Several government food safety agencies advise consumers to avoid consumption of hijiki seaweed. Testing showed that it contains significantly higher concentrations of inorganic arsenic than other types of seaweed, and these results have been independently verified. Government food safety agencies that advise against consumption include the Canadian Food Inspection Agency (CFIA), the Food Standards Agency (FSA) of the United Kingdom, and the United States Department of Agriculture (USDA).

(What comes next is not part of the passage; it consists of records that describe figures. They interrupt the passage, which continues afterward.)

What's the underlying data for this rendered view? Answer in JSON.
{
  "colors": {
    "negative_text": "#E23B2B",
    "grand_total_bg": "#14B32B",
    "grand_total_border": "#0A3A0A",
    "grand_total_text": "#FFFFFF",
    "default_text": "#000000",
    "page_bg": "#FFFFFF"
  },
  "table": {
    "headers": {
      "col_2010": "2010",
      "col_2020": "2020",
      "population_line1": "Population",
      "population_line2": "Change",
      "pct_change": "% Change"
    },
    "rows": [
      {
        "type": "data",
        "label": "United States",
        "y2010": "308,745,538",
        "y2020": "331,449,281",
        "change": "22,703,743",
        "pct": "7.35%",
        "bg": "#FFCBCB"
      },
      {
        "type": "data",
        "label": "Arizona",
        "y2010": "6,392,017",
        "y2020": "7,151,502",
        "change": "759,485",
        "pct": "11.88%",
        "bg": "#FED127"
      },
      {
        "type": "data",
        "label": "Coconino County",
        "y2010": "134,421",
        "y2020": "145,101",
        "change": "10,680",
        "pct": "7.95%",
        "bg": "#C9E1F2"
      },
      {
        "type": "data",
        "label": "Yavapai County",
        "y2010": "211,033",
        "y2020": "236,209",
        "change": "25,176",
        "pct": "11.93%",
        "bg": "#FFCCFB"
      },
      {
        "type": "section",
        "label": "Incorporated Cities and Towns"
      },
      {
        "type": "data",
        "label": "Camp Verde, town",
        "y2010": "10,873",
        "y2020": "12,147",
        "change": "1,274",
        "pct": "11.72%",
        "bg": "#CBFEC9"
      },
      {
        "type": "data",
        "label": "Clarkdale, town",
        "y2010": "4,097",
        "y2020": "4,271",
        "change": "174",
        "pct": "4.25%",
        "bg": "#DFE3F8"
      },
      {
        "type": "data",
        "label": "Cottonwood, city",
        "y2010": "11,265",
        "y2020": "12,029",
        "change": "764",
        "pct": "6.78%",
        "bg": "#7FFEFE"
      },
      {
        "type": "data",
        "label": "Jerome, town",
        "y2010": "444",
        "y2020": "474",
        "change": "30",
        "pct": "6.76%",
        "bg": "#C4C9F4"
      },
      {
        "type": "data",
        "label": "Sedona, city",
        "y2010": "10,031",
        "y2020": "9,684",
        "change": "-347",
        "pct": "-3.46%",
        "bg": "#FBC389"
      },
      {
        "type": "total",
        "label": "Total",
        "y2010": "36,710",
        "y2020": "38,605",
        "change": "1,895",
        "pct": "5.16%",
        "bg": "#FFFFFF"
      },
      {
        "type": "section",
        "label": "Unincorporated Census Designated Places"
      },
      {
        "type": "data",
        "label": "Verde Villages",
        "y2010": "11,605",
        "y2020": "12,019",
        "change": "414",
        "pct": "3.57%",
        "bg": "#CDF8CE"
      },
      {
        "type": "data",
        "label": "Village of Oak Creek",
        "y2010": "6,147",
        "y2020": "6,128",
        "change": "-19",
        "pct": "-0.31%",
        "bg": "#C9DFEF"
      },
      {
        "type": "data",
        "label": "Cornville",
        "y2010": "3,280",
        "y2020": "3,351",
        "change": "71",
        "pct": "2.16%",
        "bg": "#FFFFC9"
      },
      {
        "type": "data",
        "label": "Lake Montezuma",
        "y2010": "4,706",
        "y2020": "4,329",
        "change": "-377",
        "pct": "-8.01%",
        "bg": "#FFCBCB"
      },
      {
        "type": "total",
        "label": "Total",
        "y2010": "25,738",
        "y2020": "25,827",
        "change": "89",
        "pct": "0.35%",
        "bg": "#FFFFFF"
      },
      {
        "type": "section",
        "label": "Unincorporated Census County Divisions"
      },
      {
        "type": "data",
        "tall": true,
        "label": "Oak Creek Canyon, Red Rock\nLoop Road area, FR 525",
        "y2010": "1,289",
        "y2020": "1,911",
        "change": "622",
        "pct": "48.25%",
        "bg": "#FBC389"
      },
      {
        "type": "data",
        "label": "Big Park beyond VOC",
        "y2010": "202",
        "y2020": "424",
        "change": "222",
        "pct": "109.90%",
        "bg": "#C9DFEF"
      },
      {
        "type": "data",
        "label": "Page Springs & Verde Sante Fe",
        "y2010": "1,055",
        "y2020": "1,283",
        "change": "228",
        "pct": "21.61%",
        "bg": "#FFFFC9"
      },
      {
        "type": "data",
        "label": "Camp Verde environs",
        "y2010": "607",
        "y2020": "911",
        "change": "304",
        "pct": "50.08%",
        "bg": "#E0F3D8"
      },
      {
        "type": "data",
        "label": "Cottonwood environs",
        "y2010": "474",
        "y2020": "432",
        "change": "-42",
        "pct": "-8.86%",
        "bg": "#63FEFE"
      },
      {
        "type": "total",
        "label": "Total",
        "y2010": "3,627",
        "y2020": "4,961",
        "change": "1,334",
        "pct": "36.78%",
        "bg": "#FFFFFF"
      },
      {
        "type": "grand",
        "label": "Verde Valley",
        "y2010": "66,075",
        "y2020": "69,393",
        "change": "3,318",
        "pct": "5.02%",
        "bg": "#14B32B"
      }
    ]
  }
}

The Ministry of Health, Labour and Welfare of Japan responded with a report pointing out that while the consumption of more than 4.7 g hijiki seaweed per day could result in an intake of inorganic arsenic that exceeds the tolerable daily intake for this substance, the average daily consumption for Japanese people is estimated at 0.9 g. Several of the reports from other food safety agencies acknowledged that occasional hijiki consumption was unlikely to cause significant health risks but advised against all consumption regardless. There are methods to process and greatly reduce arsenic from hijiki.

Although no known illnesses have been associated with consuming hijiki seaweed to date, inorganic arsenic has been identified as carcinogenic to humans. Exposure to inorganic arsenic has been linked with gastrointestinal effects, anemia, and liver damage. People who follow a macrobiotic diet that often includes large amounts of seaweed may be at greater risk.